IBM develops A.I. to speed deep learning architecture selection

IBM develops A.I. to speed deep learning architecture selection

IBM is developing an AI system to help developers choose the right deep learning architecture.

Researcher Martin Wistuba is writing what he calls “an evolutionary algorithm for architecture selection” at the cognitive and computing services giant. The new algorithm is currently up to 50,000 times faster than other methods, with only a small increase in the error rate, he claims.

Deep learning models are applied in many IBM Watson products and services and can perform complex tasks such as visual recognition, text to speech conversion, playing board games, and more. “These models emulate the workings of the human brain, and, like the brain, their architecture is crucial to their function,” wrote Wistuba in a blog post.

Currently, engineers and scientists select the best architecture for a deep learning model from a large set of possible candidates. At present, this is a time-consuming manual process; however, using an automated AI solution to select the neural network can save time and – crucially – enable non-experts to apply deep learning faster, he said.

“My evolutionary algorithm is designed to reduce the search time for the right deep learning architecture to just hours, making the optimisation of deep learning network architecture affordable for everyone.”

So how does it work?

Escaping the cell

Wistuba’s method treats a convolutional neural network architecture as a sequence of ‘neuro-cells,’ then applies a series of mutations in order to find a structure that improves the performance of the network for any given dataset and machine learning task.

This approach substantially shortens network training time, he said.
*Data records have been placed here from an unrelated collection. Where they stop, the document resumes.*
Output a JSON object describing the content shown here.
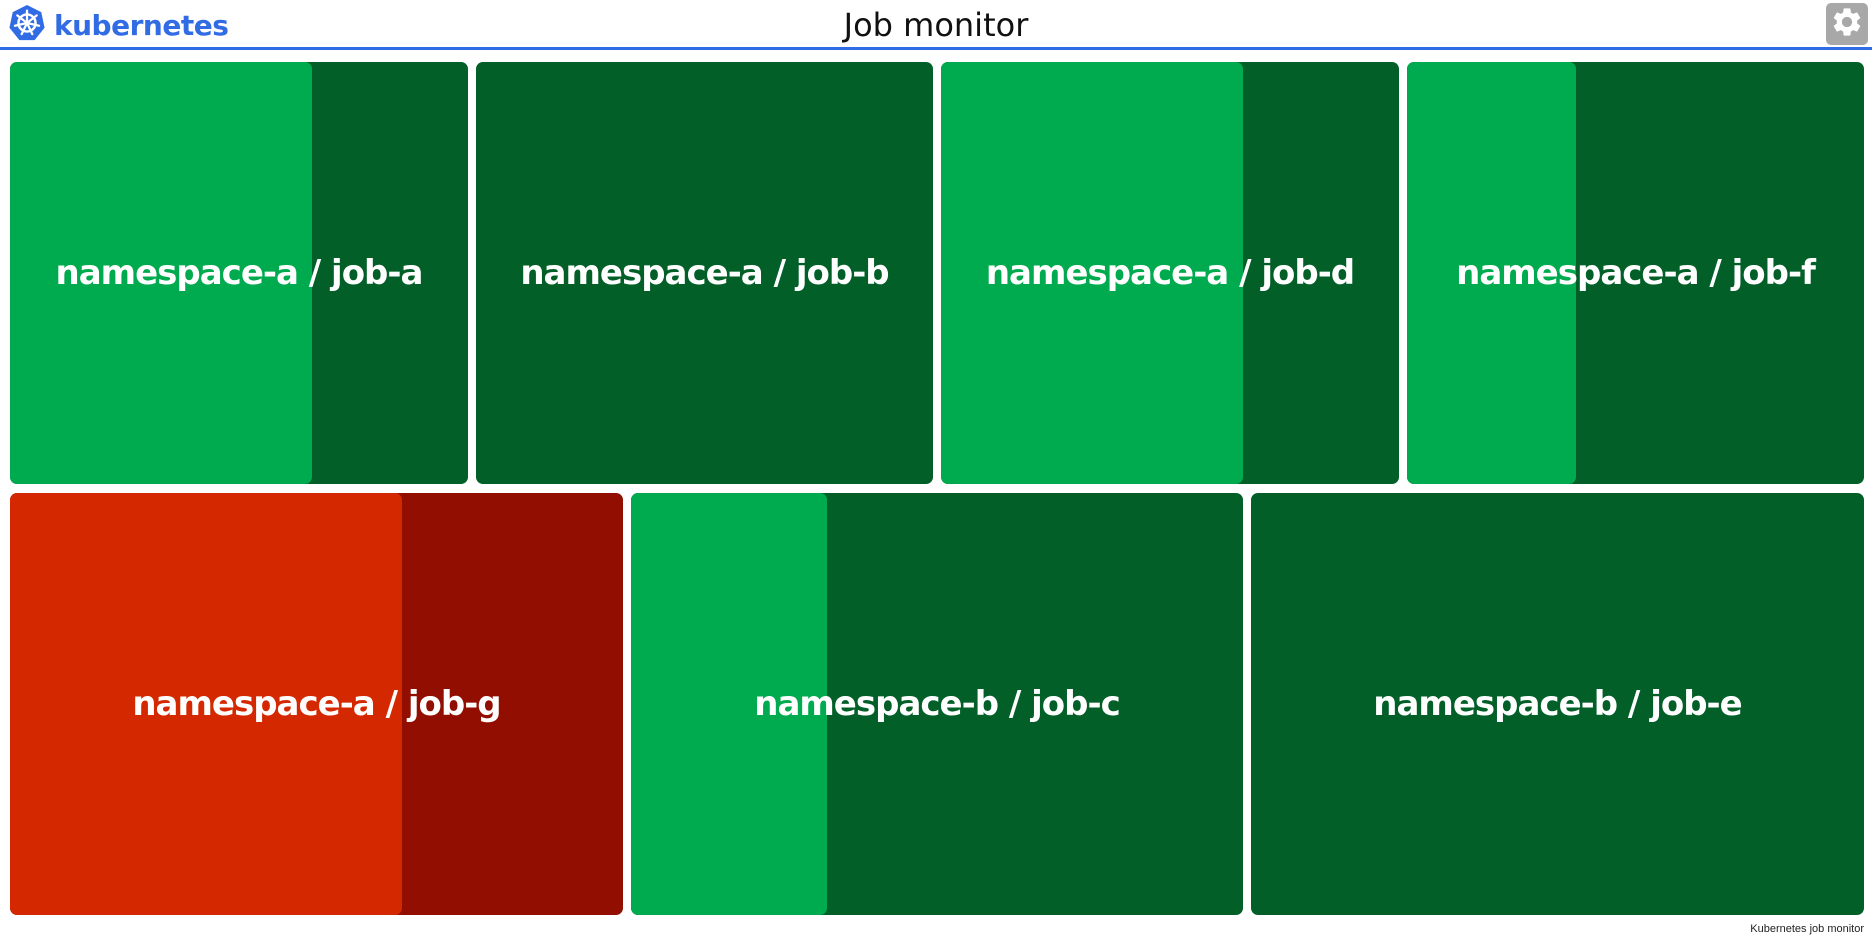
{
  "header": {
    "logo_text": "kubernetes",
    "title": "Job monitor",
    "icons": {
      "logo": "kubernetes-wheel-icon",
      "settings": "gear-icon"
    }
  },
  "colors": {
    "accent": "#326ce5",
    "success_dark": "#025f28",
    "success_light": "#00aa4e",
    "failure_dark": "#920e00",
    "failure_light": "#d42800",
    "settings_bg": "#a8a8a8"
  },
  "jobs": [
    {
      "label": "namespace-a / job-a",
      "status": "success",
      "progress": 0.66
    },
    {
      "label": "namespace-a / job-b",
      "status": "success",
      "progress": 0.0
    },
    {
      "label": "namespace-a / job-d",
      "status": "success",
      "progress": 0.66
    },
    {
      "label": "namespace-a / job-f",
      "status": "success",
      "progress": 0.37
    },
    {
      "label": "namespace-a / job-g",
      "status": "failure",
      "progress": 0.64
    },
    {
      "label": "namespace-b / job-c",
      "status": "success",
      "progress": 0.32
    },
    {
      "label": "namespace-b / job-e",
      "status": "success",
      "progress": 0.0
    }
  ],
  "footer": {
    "text": "Kubernetes job monitor"
  }
}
The mutations alter the structure of the network, but don’t change the network’s predictions, and can include adding layers, adding new connections, or widening kernels or layers.

Wistuba compared the new ‘neuro-evolutional’ approach with several other methods in an image classification task, using the CIFAR-10 and CIFAR-100 datasets – image collections commonly used to train machine learning and computer vision systems.

He found that his new algorithm had a slightly higher classification error, but required significantly less time, compared with state-of-the-art human-designed architectures, the results of architecture search methods based on reinforcement learning, and the results of other automated methods based on evolutionary algorithms.

It was up to 50,000 times faster than some other methods, with an error rate “at most 0.6 percent higher than the best competitor on the benchmark dataset CIFAR-10”, according to Wistuba.

He hopes that the new optimisation method will eventually be integrated into IBM’s cloud services – which include Watson and Watson Assistant. Before then, he plans to extend it to larger datasets, like ImageNet, and additional kinds of information, such as time-series and text data.

Internet of Business says

Wistuba will present his work at the European Conference on Machine Learning and Knowledge Discovery in Databases (ECML-PKDD) in Dublin, Ireland, on 10-14 September.